Internet freedom, net neutrality, even the very concept of freedom of speech are all hot button topics right now, and even citizens in the respective countries can be left confused as to the meaning of the terms. One former Google employee is currently learning the hard way, for example, that freedom of speech does not mean freedom from consequences.
In other regions, these concepts are far more foreign, such as that social media and communications sphere in China. The government is now investigating three widely popular tech platforms for allowing what they consider illegal communications, such as “spreading violence, terror, false rumours, pornography and other hazards to national security, public safety, social order.”

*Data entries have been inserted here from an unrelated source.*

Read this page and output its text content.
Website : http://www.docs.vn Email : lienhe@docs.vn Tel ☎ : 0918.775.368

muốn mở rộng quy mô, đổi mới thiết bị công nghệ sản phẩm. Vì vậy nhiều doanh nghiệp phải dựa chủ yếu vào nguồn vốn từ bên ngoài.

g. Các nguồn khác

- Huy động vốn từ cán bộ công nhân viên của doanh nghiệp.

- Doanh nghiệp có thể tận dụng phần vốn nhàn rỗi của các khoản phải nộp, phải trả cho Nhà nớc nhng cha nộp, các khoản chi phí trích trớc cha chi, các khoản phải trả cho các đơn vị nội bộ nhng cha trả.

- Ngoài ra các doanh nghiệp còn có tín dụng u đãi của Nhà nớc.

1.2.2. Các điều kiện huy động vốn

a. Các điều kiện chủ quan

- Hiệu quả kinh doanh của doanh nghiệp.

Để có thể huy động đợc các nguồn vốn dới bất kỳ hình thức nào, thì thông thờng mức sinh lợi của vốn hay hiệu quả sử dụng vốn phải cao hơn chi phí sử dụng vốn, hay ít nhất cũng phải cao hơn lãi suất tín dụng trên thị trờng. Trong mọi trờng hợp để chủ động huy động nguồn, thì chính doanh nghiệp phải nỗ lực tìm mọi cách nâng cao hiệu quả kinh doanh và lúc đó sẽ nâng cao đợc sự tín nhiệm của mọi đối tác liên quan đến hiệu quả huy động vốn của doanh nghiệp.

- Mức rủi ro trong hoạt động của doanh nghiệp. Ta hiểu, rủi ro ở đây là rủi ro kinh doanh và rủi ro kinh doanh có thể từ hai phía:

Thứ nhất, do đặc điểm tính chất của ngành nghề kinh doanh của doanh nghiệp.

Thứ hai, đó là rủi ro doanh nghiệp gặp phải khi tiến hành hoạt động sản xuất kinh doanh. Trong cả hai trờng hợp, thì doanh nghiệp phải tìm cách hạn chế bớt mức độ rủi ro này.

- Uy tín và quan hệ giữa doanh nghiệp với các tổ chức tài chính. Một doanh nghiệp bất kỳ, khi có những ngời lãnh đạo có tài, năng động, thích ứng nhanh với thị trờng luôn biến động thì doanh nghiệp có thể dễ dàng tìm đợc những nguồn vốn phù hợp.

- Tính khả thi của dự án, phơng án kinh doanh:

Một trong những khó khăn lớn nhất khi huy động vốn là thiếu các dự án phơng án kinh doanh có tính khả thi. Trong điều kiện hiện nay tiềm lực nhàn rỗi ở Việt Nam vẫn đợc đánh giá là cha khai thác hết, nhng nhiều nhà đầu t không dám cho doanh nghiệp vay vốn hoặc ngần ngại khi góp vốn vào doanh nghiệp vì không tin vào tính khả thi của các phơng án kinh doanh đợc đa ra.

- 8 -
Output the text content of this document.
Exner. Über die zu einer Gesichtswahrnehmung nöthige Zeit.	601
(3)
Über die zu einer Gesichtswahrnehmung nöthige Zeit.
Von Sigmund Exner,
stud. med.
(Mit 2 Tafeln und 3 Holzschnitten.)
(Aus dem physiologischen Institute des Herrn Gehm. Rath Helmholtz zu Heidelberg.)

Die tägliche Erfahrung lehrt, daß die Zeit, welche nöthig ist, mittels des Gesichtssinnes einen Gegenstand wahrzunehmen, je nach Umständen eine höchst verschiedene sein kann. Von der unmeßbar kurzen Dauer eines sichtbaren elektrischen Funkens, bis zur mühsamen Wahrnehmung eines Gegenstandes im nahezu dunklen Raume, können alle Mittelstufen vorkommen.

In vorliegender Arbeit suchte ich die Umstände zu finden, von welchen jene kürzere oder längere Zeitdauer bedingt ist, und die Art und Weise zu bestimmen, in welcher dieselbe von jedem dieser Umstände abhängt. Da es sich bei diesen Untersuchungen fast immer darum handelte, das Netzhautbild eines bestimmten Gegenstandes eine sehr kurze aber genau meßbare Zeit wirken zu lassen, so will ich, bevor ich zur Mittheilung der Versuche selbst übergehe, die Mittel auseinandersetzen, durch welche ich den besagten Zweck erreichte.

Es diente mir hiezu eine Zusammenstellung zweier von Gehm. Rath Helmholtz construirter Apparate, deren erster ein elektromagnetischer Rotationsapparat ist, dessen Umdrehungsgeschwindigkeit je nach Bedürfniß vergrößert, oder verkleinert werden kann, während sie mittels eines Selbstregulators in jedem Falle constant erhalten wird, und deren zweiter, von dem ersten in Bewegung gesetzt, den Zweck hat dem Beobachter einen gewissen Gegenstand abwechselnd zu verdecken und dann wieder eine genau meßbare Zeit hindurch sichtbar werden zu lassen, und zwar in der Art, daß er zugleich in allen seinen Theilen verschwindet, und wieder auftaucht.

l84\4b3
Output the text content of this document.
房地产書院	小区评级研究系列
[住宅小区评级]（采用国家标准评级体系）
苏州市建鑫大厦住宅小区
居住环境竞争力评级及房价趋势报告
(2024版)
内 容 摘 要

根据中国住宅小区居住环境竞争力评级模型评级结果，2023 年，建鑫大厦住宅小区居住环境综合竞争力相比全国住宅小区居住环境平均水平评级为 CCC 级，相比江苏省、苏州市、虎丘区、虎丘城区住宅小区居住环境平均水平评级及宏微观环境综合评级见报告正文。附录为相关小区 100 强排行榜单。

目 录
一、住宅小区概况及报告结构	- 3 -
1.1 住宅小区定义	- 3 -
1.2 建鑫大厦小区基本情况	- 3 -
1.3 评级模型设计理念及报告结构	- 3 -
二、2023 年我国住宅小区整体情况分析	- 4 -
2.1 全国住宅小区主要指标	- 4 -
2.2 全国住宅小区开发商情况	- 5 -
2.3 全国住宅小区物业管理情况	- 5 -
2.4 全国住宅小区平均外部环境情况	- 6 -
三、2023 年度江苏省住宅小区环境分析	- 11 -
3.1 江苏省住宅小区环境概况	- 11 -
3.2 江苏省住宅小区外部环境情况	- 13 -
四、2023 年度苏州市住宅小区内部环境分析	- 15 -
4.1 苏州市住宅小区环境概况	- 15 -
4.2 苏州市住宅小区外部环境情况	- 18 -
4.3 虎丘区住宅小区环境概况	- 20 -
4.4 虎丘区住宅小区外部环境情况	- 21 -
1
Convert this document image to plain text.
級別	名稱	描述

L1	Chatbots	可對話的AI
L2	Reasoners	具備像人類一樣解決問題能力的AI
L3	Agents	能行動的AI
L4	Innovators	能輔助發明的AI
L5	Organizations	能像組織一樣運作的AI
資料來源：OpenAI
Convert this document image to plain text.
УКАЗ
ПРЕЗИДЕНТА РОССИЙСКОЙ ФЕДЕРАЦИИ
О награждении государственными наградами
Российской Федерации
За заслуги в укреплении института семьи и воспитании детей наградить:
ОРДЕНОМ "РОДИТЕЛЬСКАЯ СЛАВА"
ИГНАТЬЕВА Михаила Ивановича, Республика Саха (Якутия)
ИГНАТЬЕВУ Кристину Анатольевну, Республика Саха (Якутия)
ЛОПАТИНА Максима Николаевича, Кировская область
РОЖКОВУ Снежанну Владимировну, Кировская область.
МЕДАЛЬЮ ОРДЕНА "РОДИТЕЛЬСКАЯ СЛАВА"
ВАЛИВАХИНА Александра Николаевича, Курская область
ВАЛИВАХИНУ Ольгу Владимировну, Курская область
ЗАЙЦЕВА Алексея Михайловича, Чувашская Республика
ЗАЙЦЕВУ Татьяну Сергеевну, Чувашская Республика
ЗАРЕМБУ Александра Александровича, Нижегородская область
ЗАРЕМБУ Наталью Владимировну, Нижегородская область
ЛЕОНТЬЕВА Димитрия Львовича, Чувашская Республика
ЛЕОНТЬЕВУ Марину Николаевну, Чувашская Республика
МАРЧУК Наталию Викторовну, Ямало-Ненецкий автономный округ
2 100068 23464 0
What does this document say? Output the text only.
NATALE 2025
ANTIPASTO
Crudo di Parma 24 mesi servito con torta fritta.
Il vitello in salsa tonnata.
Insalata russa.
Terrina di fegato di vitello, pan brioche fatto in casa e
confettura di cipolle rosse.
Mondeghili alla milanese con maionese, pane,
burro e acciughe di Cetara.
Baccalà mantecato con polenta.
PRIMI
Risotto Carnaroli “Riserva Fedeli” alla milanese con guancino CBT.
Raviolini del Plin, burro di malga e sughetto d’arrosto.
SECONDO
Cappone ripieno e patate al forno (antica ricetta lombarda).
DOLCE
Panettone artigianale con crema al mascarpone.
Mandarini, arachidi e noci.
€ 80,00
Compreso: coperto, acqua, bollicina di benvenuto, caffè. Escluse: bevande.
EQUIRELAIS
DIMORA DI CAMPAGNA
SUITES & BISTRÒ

So far, the three highly popular platforms, Weibo, Baidu’s Tieba, and WeChat, are under investigation, which will likely result in stricter self-policing action in order to avoid government takeover or being shut down altogether. The authorities keep a tight rein on what sites can be accessed, blocking a number of internationally popular foreign sites like Facebook and Google. The government also recently cracked down on the use of VPNs as a way of getting around the blockages or masking identities in order to speak more freely without repercussion.
Lest anyone think this is a matter strictly limited to an “oppressive” political regime, it was only a matter of weeks after the 2016 election that Trump began voicing support for “shutting down” parts of the internet and enacting policies that would have been “unthinkable” only a short time ago. He took direct aim at freedom of speech at one rally when he openly stated that the internet needed to be more limited. As there are provisions for the US government to take such action legally during times of immediate crisis–say, during a possible pending nuclear strike against another country–this is an issue that affects everyone.